The assertion generally passes current that the idea of an Omnipotent Being is familiar to all people, even the most barbarous. My limited experience argues the contrary. Savages begin with fetisism and demon- worship, they proceed to physiolatry (the religion of the Vedas) and Sabaeism: the deity is the last and highest pinnacle of the spiritual temple, not placed there except by a comparatively civilised race of high development, which leads them to study and speculate upon cosmical and psychical themes. This progression is admirably wrought out in Professor Max Muller's "Rig Veda Sanhita."

[22] The Moslem corpse is partly sentient in the tomb, reminding the reader of Tennyson:

"I thought the dead had peace, but it is not so;

To have no peace in the grave, is that not sad?"

[23] The prayers for the dead have no Rukaat or bow as in other orisons.

[24] The general Moslem name for the African coast from the Somali seaboard southwards to the Mozambique, inhabited by negrotic races.

[25] The Moslem rosary consists of ninety-nine beads divided into sets of thirty-three each by some peculiar sign, as a bit of red coral. [Illustration] The consulter, beginning at a chance place, counts up to the mark: if the number of beads be odd, he sets down a single dot, if even, two. This is done four times, when a figure is produced as in the margin. Of these there are sixteen, each having its peculiar name and properties. The art is merely Geomancy in its rudest shape; a mode of vaticination which, from its wide diffusion, must be of high antiquity. The Arabs call it El Baml, and ascribe its present form to the Imam Jaafar el Sadik; amongst them it is a ponderous study, connected as usual with astrology.

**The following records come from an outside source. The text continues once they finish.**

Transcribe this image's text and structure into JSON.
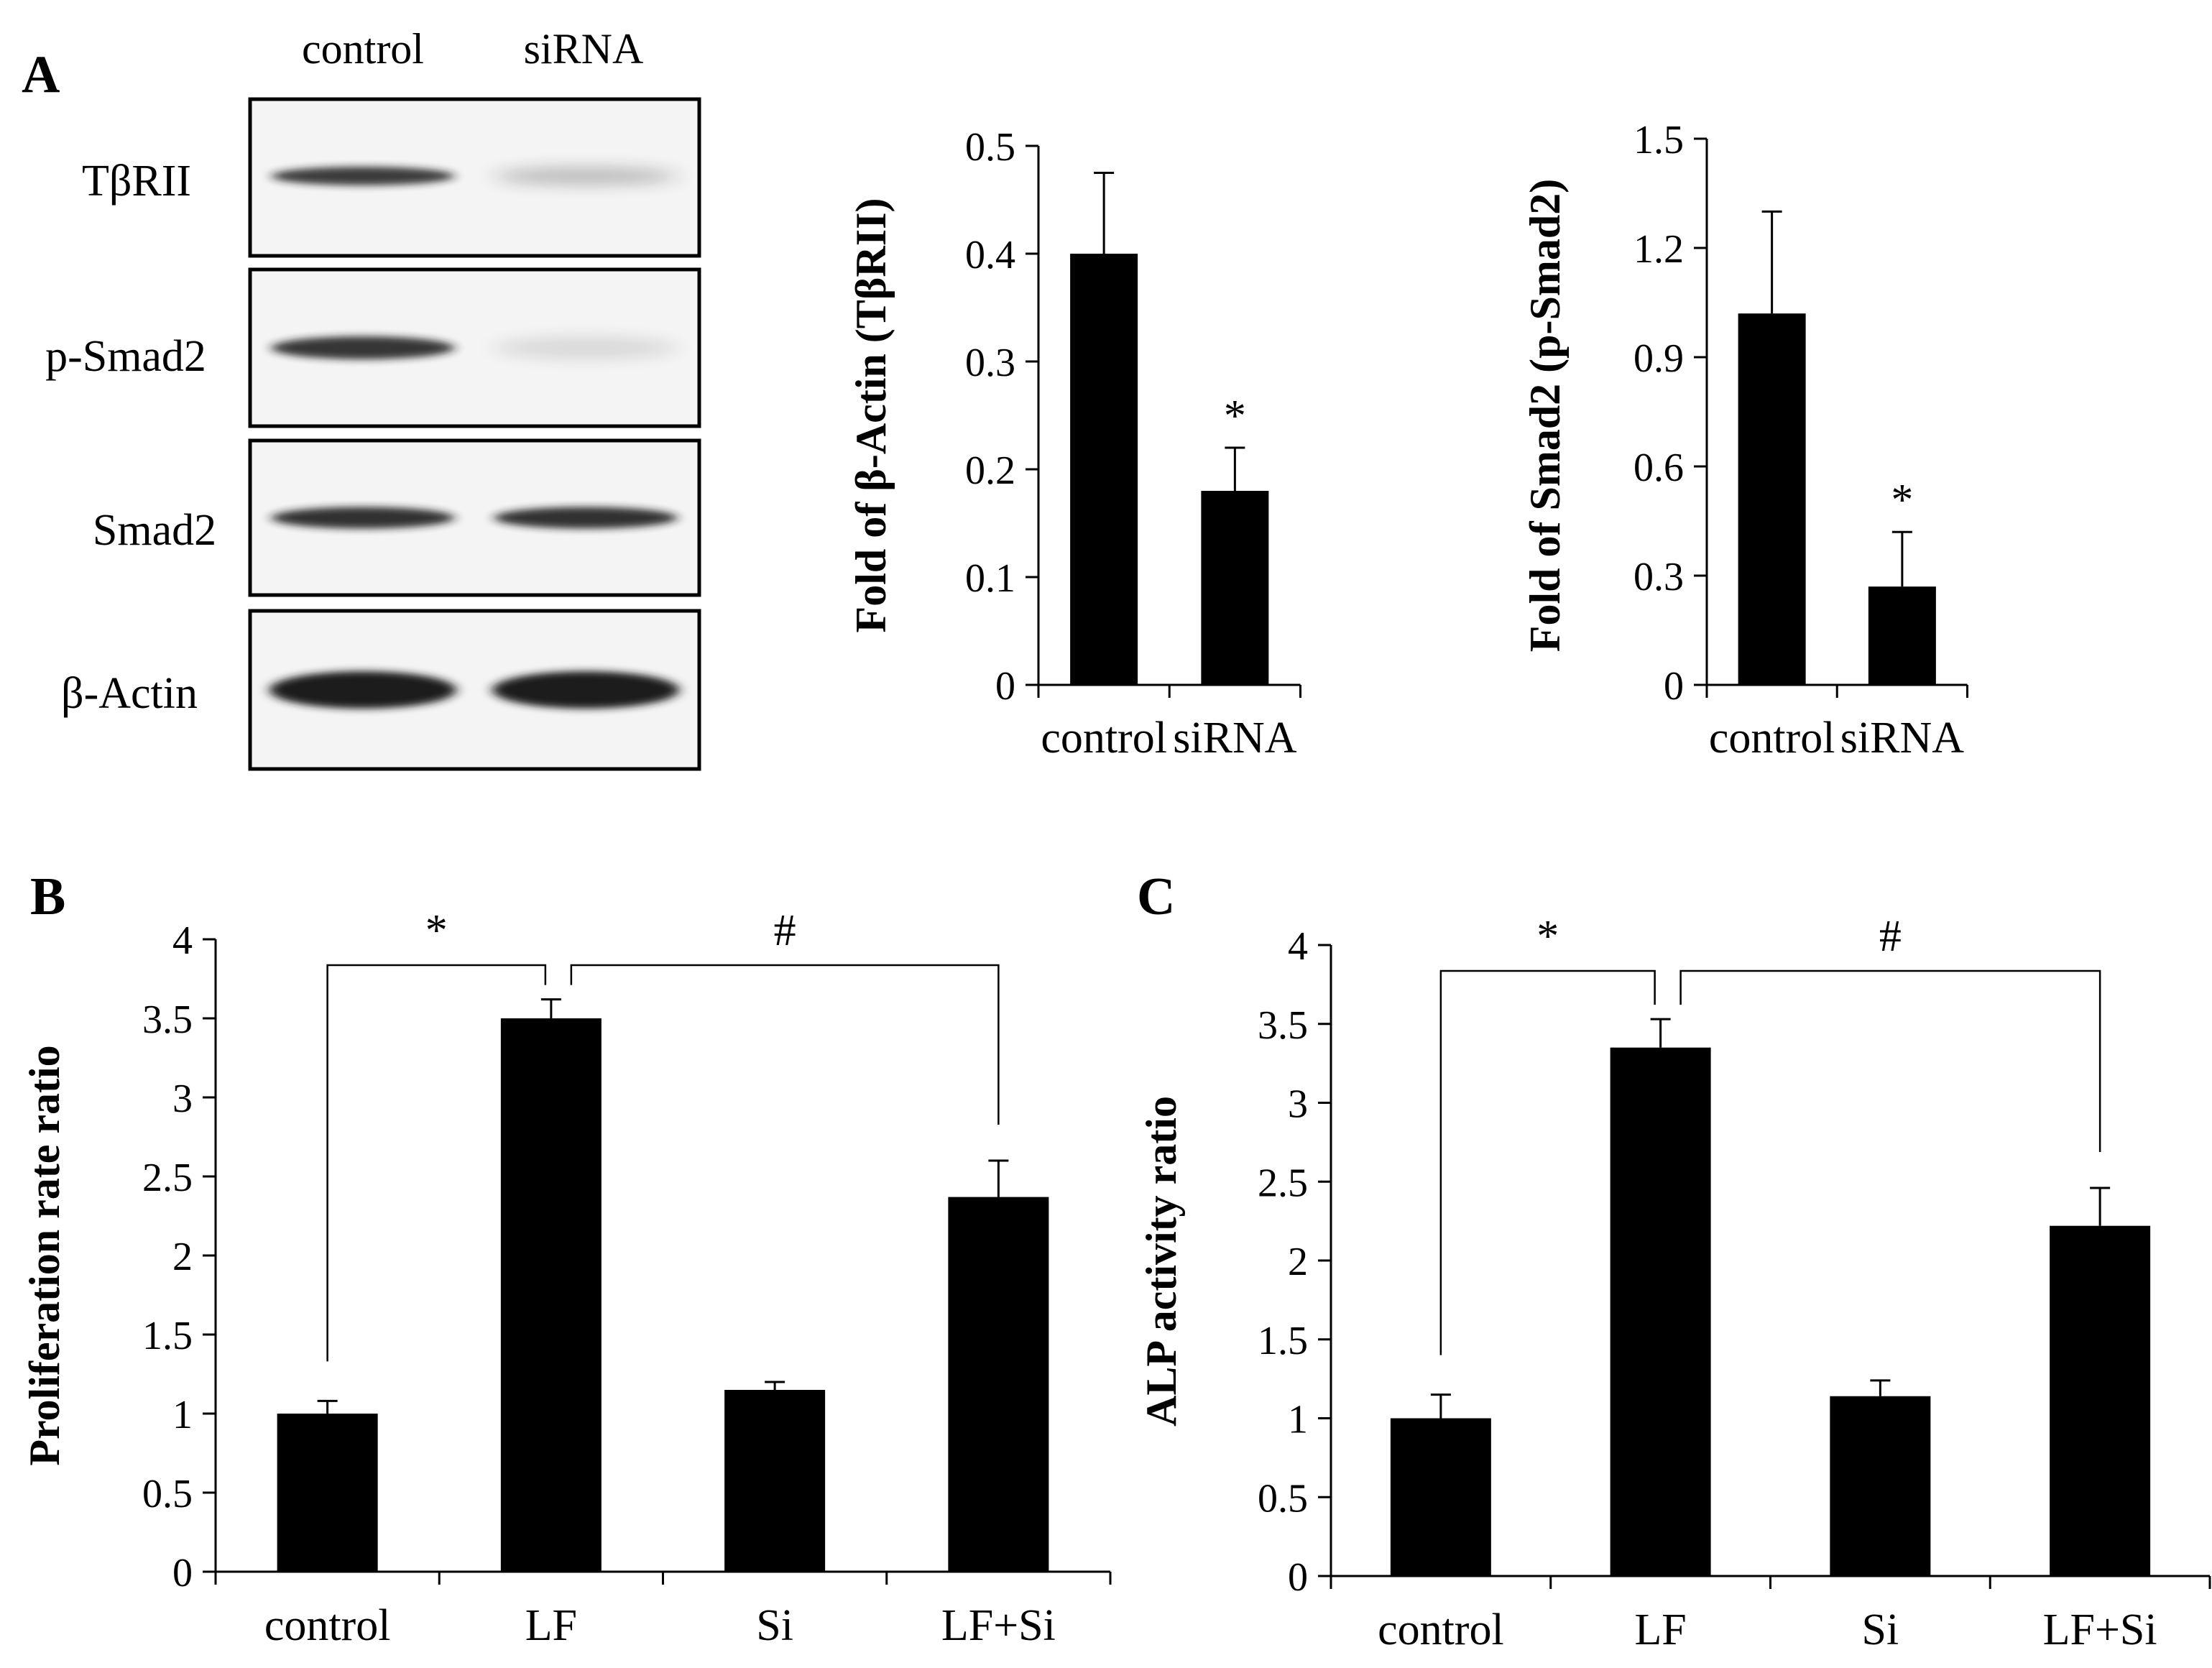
{
  "panel_letters": [
    "A",
    "B",
    "C"
  ],
  "blot": {
    "lanes": [
      "control",
      "siRNA"
    ],
    "rows": [
      {
        "label": "TβRII",
        "band_intensity": [
          0.85,
          0.25
        ]
      },
      {
        "label": "p-Smad2",
        "band_intensity": [
          0.88,
          0.12
        ]
      },
      {
        "label": "Smad2",
        "band_intensity": [
          0.9,
          0.9
        ]
      },
      {
        "label": "β-Actin",
        "band_intensity": [
          1.0,
          1.0
        ]
      }
    ],
    "colors": {
      "band": "#1a1a1a",
      "background": "#f4f4f4"
    }
  },
  "chart_data": [
    {
      "panel": "A",
      "type": "bar",
      "categories": [
        "control",
        "siRNA"
      ],
      "values": [
        0.4,
        0.18
      ],
      "errors": [
        0.075,
        0.04
      ],
      "ylabel": "Fold of  β-Actin (TβRII)",
      "ylim": [
        0,
        0.5
      ],
      "yticks": [
        "0",
        "0.1",
        "0.2",
        "0.3",
        "0.4",
        "0.5"
      ],
      "significance": [
        {
          "category": "siRNA",
          "mark": "*"
        }
      ],
      "brackets": [],
      "grid": false,
      "color": "#000000"
    },
    {
      "panel": "A",
      "type": "bar",
      "categories": [
        "control",
        "siRNA"
      ],
      "values": [
        1.02,
        0.27
      ],
      "errors": [
        0.28,
        0.15
      ],
      "ylabel": "Fold of Smad2 (p-Smad2)",
      "ylim": [
        0,
        1.5
      ],
      "yticks": [
        "0",
        "0.3",
        "0.6",
        "0.9",
        "1.2",
        "1.5"
      ],
      "significance": [
        {
          "category": "siRNA",
          "mark": "*"
        }
      ],
      "brackets": [],
      "grid": false,
      "color": "#000000"
    },
    {
      "panel": "B",
      "type": "bar",
      "categories": [
        "control",
        "LF",
        "Si",
        "LF+Si"
      ],
      "values": [
        1.0,
        3.5,
        1.15,
        2.37
      ],
      "errors": [
        0.08,
        0.12,
        0.05,
        0.23
      ],
      "ylabel": "Proliferation rate ratio",
      "ylim": [
        0,
        4
      ],
      "yticks": [
        "0",
        "0.5",
        "1",
        "1.5",
        "2",
        "2.5",
        "3",
        "3.5",
        "4"
      ],
      "significance": [],
      "brackets": [
        {
          "from": 0,
          "to": 1,
          "mark": "*"
        },
        {
          "from": 1,
          "to": 3,
          "mark": "#"
        }
      ],
      "grid": false,
      "color": "#000000"
    },
    {
      "panel": "C",
      "type": "bar",
      "categories": [
        "control",
        "LF",
        "Si",
        "LF+Si"
      ],
      "values": [
        1.0,
        3.35,
        1.14,
        2.22
      ],
      "errors": [
        0.15,
        0.18,
        0.1,
        0.24
      ],
      "ylabel": "ALP activity ratio",
      "ylim": [
        0,
        4
      ],
      "yticks": [
        "0",
        "0.5",
        "1",
        "1.5",
        "2",
        "2.5",
        "3",
        "3.5",
        "4"
      ],
      "significance": [],
      "brackets": [
        {
          "from": 0,
          "to": 1,
          "mark": "*"
        },
        {
          "from": 1,
          "to": 3,
          "mark": "#"
        }
      ],
      "grid": false,
      "color": "#000000"
    }
  ]
}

Napoleon's "Book of Fate" is a specimen of the old Eastern superstition presented to Europe in a modern and simple form.

[26] In this country, as in Western and Southern Africa, the leopard, not the wolf, is the shepherd's scourge.

[27] Popular superstition in Abyssinia attributes the same power to the Felashas or Jews.

[28] Our Elixir, a corruption of the Arabic El Iksir.

[29] In the Somali tongue its name is Barki: they make a stool of similar shape, and call it Barjimo.

[30] Specimens of these discourses have been given by Mr. Lane, Mod. Egypt, chap. 3. It is useless to offer others, as all bear the closest resemblance.